A homological study of Green polynomials

We interpret the orthogonality relation of Kostka polynomials arising from complex reflection groups (c.f. [Shoji, Invent. Math. 74 (1983), J. Algebra 245 (2001)] and [Lusztig, Adv. Math. 61 (1986)]) in terms of homological algebra. This leads us to the notion of Kostka system, which can be seen as a categorical counter-part of Kostka polynomials. Then, we show that every generalized Springer correspondence [Lusztig, Invent. Math. 75 (1984)] (in good characteristic) gives rise to a Kostka system.
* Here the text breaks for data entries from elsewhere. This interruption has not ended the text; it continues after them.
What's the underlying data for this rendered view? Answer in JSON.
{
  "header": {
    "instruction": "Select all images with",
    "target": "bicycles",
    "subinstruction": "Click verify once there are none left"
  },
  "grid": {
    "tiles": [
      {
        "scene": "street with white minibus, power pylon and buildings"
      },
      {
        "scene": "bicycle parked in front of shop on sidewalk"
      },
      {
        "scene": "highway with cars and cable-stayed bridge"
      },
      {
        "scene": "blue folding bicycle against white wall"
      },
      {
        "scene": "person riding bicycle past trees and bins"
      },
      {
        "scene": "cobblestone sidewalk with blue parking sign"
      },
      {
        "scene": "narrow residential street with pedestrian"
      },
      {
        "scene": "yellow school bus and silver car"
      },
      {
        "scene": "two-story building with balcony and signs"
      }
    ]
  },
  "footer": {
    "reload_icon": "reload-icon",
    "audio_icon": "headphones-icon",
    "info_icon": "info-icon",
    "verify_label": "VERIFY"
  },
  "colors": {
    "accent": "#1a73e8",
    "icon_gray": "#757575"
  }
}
This enables us to see the top-term generation property of the (twisted) homology of generalized Springer fibers, and the transition formula of Kostka polynomials between two generalized Springer correspondences of type $\mathsf{BC}$. The latter provides an inductive algorithm to compute Kostka polynomials by upgrading [Ciubotaru-Kato-K, Invent. Math. 178 (2012)] \S 3 to its graded version. In the appendices, we present purely algebraic proofs that Kostka systems exist for type $\mathsf{A}$ and asymptotic type $\mathsf{BC}$ cases, and therefore one can skip geometric sections \S 3--5 to see the key ideas and basic examples/techniques.